LOS CICLONES RETRASARON EL VIAJE

Existen evidencias de que dos ciclones debieron retrasar el viaje que lo salvaría del martirio carcelario, pero no había confirmación de rigor, hasta que el Centro de Pronóstico del Instituto de Meteorología y los archivos de la revista Bohemia corroboran uno el siete de octubre de 1870: “El huracán de San Marcos ocasiona daños catastróficos en la provincia Matanzas, como resultado de la combinación de su lento desplazamiento con los fuertes vientos sostenidos, intensas lluvias y la sobrelevación del nivel del mar.

“Este sistema ciclónico deja unas 800 víctimas fatales”, agrega la información sobre una tormenta que por su magnitud afectó los mares del sur, interrumpió la navegación marítima entre Batabanó y Nueva Gerona y retrasó el traslado de quien luego sería el preclaro líder de la Revolución en el siglo XIX y deviniera Apóstol de Cuba.

TESTIMONIO EXCEPCIONAL

Otros detalles se suman a lo ya conocido acerca de él, quien que tras su arribo el 13 de octubre y registrarse como deportado, se encamina a la casa del catalán José María Sardá que lo acoge por gestiones del padre de Martí, en su finca El Abra, donde convive con la familia, su esposa Trinidad Valdés e hijos.

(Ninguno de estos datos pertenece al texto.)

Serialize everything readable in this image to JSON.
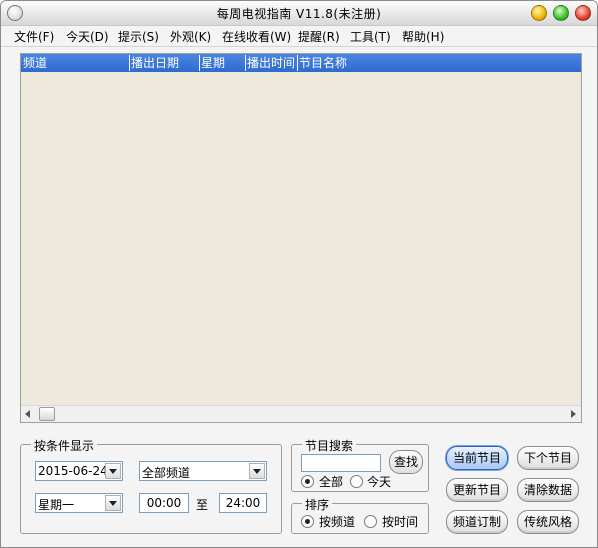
{
  "window": {
    "title": "每周电视指南 V11.8(未注册)"
  },
  "menu": [
    {
      "label": "文件(F)"
    },
    {
      "label": "今天(D)"
    },
    {
      "label": "提示(S)"
    },
    {
      "label": "外观(K)"
    },
    {
      "label": "在线收看(W)"
    },
    {
      "label": "提醒(R)"
    },
    {
      "label": "工具(T)"
    },
    {
      "label": "帮助(H)"
    }
  ],
  "list": {
    "columns": [
      {
        "label": "频道"
      },
      {
        "label": "播出日期"
      },
      {
        "label": "星期"
      },
      {
        "label": "播出时间"
      },
      {
        "label": "节目名称"
      }
    ],
    "header_color": "#316AC5",
    "body_color": "#EDEADB"
  },
  "filter": {
    "legend": "按条件显示",
    "date": "2015-06-24",
    "channel": "全部频道",
    "weekday": "星期一",
    "time_from": "00:00",
    "to_label": "至",
    "time_to": "24:00"
  },
  "search": {
    "legend": "节目搜索",
    "placeholder": "",
    "find_label": "查找",
    "scope_all": "全部",
    "scope_today": "今天",
    "selected": "全部"
  },
  "sort": {
    "legend": "排序",
    "by_channel": "按频道",
    "by_time": "按时间",
    "selected": "按频道"
  },
  "buttons": {
    "current_program": "当前节目",
    "next_program": "下个节目",
    "update_program": "更新节目",
    "clear_data": "清除数据",
    "channel_subscribe": "频道订制",
    "classic_style": "传统风格"
  }
}
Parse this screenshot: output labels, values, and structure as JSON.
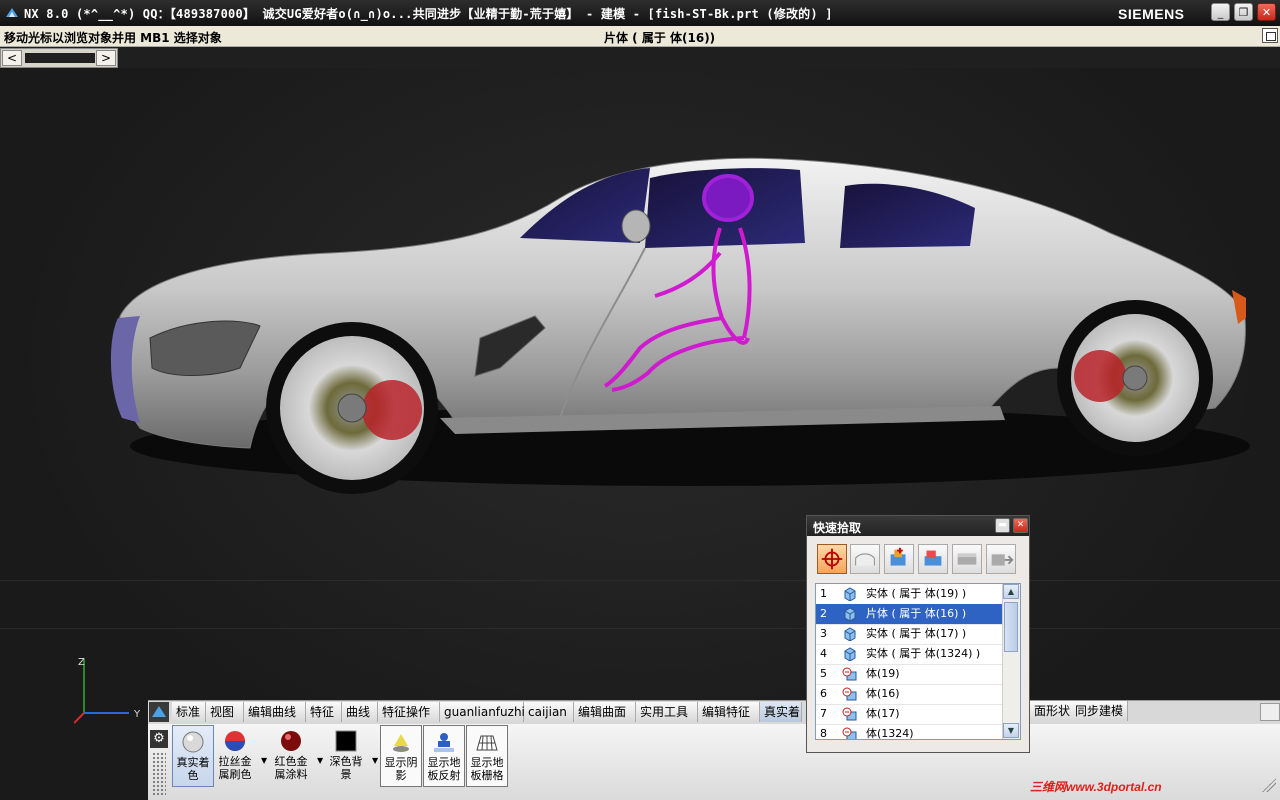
{
  "window": {
    "title": "NX 8.0 (*^__^*) QQ：【489387000】 诚交UG爱好者o(∩_∩)o...共同进步【业精于勤-荒于嬉】 - 建模 - [fish-ST-Bk.prt  (修改的) ]",
    "brand": "SIEMENS",
    "minimize": "_",
    "restore": "❐",
    "close": "✕"
  },
  "statusbar": {
    "prompt": "移动光标以浏览对象并用 MB1 选择对象",
    "status": "片体 ( 属于 体(16))"
  },
  "triad": {
    "z": "Z",
    "y": "Y"
  },
  "ribbon": {
    "tabs": [
      "标准",
      "视图",
      "编辑曲线",
      "特征",
      "曲线",
      "特征操作",
      "guanlianfuzhi",
      "caijian",
      "编辑曲面",
      "实用工具",
      "编辑特征",
      "真实着"
    ],
    "active_tab": "真实着",
    "tail_tabs": [
      "面形状",
      "同步建模"
    ],
    "tools": [
      {
        "label": "真实着色",
        "icon": "shaded-sphere-icon"
      },
      {
        "label": "拉丝金属刷色",
        "icon": "brushed-metal-icon"
      },
      {
        "label": "红色金属涂料",
        "icon": "red-metal-paint-icon"
      },
      {
        "label": "深色背景",
        "icon": "dark-background-icon"
      },
      {
        "label": "显示阴影",
        "icon": "shadow-icon"
      },
      {
        "label": "显示地板反射",
        "icon": "floor-reflection-icon"
      },
      {
        "label": "显示地板栅格",
        "icon": "floor-grid-icon"
      }
    ]
  },
  "watermark": "三维网www.3dportal.cn",
  "quick_pick": {
    "title": "快速拾取",
    "rows": [
      {
        "n": "1",
        "text": "实体 ( 属于 体(19) )",
        "kind": "solid"
      },
      {
        "n": "2",
        "text": "片体 ( 属于 体(16) )",
        "kind": "solid"
      },
      {
        "n": "3",
        "text": "实体 ( 属于 体(17) )",
        "kind": "solid"
      },
      {
        "n": "4",
        "text": "实体 ( 属于 体(1324) )",
        "kind": "solid"
      },
      {
        "n": "5",
        "text": "体(19)",
        "kind": "body"
      },
      {
        "n": "6",
        "text": "体(16)",
        "kind": "body"
      },
      {
        "n": "7",
        "text": "体(17)",
        "kind": "body"
      },
      {
        "n": "8",
        "text": "体(1324)",
        "kind": "body"
      }
    ],
    "selected_index": 1,
    "filters": [
      "all-objects-filter-icon",
      "sheet-filter-icon",
      "add-body-filter-icon",
      "solid-body-filter-icon",
      "feature-filter-icon",
      "component-filter-icon"
    ]
  },
  "colors": {
    "title_bg": "#1a1a1a",
    "viewport_bg": "#1f1f1f",
    "mannequin": "#d01ad0",
    "selection": "#2e63c4",
    "car_body": "#c9c9c9"
  }
}
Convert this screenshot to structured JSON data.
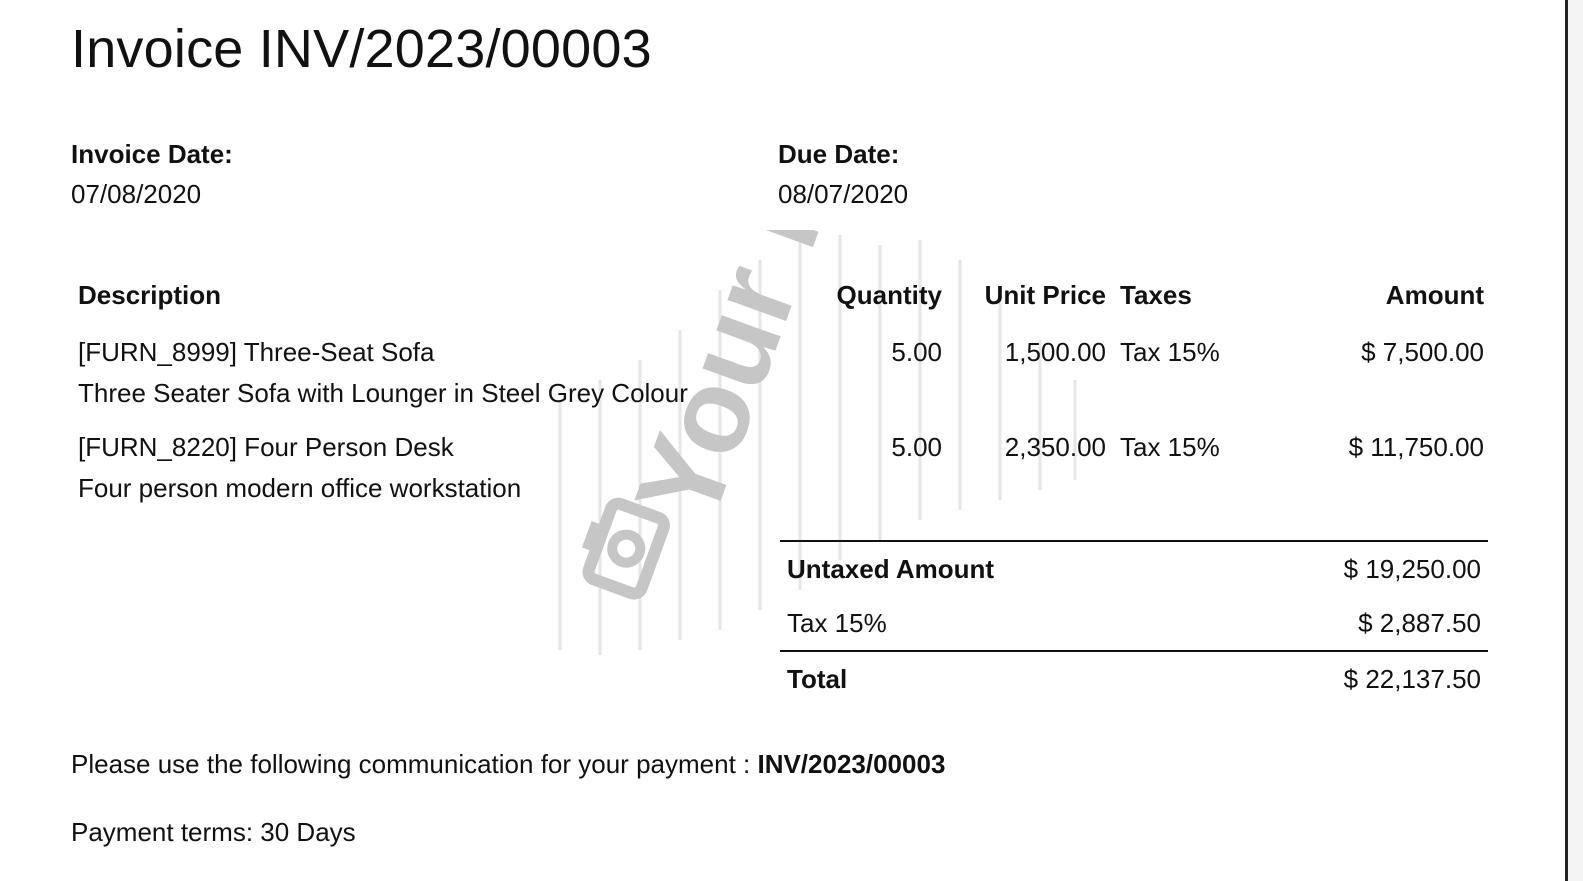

Ciertamente junto a ellos recupera el joven su salud, alivia las llagas, cura los ojos dañados por la cal y el sol en las canteras habaneras, escribe y lee cartas, cautiva a los niños con su palabra y medita sobre la reciente experiencia que poco después plasma en El Presidio Político en Cuba, publicado en España meses después, pero nuevas aristas de su estancia aquí ofrece un testimonio excepcional.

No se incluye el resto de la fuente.